Thanks for your trip report. I'm glad that things went so well for you overall.  Especially with the lounge, I'm surprised that you got in with no hassle.

Sorry that no one knew the answer to your original question though.


----------



## Steve4031 (Mar 16, 2005)

AlanB said:


> Yerry,
> Thanks for your trip report. I'm glad that things went so well for you overall.  Especially with the lounge, I'm surprised that you got in with no hassle.
> 
> Sorry that no one knew the answer to your original question though.

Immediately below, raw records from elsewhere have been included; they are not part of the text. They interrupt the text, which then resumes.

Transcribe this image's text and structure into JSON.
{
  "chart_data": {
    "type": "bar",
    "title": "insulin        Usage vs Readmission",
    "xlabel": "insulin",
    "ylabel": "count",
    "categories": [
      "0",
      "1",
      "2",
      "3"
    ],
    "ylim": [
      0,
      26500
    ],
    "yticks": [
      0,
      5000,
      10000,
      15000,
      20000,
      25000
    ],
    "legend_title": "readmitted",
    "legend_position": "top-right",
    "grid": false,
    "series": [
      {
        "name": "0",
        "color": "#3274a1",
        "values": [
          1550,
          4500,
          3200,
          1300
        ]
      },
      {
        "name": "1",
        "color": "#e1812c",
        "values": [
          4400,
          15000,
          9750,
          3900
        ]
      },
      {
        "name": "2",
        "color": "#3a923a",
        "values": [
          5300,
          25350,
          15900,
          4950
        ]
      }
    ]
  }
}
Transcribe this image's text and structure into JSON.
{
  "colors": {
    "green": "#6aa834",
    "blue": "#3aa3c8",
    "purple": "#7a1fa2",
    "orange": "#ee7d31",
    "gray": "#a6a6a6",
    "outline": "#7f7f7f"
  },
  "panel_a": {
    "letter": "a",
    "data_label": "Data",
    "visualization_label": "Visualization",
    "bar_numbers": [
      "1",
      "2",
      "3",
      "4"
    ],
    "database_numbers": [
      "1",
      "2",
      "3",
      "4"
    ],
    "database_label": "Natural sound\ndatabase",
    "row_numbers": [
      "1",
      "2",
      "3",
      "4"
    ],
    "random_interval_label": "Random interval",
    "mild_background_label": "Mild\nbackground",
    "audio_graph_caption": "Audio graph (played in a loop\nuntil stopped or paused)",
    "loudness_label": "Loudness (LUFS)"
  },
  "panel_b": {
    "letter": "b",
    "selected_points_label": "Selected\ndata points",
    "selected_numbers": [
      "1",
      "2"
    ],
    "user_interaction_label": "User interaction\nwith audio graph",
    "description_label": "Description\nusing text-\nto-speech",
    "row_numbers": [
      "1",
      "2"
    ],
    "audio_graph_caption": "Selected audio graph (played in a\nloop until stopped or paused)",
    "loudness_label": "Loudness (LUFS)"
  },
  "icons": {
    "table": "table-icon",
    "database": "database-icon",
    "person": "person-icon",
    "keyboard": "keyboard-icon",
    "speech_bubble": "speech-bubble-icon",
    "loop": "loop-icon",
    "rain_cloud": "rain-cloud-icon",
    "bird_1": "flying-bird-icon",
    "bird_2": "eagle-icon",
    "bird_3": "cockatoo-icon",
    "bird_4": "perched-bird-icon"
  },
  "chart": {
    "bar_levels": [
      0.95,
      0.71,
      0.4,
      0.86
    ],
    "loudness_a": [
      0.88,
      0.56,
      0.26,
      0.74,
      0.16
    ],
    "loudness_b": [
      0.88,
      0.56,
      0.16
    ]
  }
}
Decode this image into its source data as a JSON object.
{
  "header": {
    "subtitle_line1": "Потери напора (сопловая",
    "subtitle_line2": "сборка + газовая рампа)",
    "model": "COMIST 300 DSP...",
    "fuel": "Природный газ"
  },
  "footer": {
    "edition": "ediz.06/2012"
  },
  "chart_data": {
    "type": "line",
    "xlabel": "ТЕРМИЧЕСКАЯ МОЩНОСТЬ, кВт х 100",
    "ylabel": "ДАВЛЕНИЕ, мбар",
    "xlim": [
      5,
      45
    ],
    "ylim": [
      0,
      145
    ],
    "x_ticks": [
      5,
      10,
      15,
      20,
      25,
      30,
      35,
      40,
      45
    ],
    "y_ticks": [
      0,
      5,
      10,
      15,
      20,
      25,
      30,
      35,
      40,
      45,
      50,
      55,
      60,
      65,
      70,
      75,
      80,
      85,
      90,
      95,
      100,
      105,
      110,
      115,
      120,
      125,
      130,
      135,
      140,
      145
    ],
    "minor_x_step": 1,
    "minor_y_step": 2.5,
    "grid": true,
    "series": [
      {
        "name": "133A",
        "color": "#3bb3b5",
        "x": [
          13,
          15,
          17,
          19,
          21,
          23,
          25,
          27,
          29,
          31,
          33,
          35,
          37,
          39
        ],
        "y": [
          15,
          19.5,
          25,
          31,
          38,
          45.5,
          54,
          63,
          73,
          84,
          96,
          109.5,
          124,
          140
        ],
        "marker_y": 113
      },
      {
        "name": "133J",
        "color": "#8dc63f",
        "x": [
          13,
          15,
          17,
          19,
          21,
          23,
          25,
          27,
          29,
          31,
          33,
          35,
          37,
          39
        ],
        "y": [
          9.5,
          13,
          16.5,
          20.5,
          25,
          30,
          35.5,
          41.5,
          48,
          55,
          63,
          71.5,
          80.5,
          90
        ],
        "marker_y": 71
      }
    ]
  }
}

I once had similarily good experience in the metropolitan lounge in 30th street station. I was a passenger in business class, and was entitled to use the lounge at that time. My friend from high school and his wife were with me, and the attendant let them in too. It was not crowded, but my friends were impressed with the lounge and my travel savvy.


----------



## Yerry (Apr 7, 2005)

Flew Chicago to Birmingham (AL) last weekend. My ride to Chicago backed out at the last minute, but a friend bailed me out-- only going as far as Dune Park and riding the Chicago South Shore Line the rest of the way was a great selling point for getting the ride. No driving to O'Hare! Friend was impressed with my so-called travel savvy.

There:

Friend drives me Grand Rapids to Dune Park (2 hours)

South Shore to van Buren

Walk to Blue Line (subway)

Blue Line to O'Hare

Fly to Birmingham.

Back:

Fly to O'Hare

Blue Line to Clinton

Walk to Union Station

Pere Marquette (370) to Grand Rapids

Ride home from station

Pere Marquette was about 10 minutes late. Delay was from, ironically enough, Amtrak dispatching and trains (2). Very nice crew.

Of course, the South Shore and the Pere Marquette were the best parts of the weekend.


----------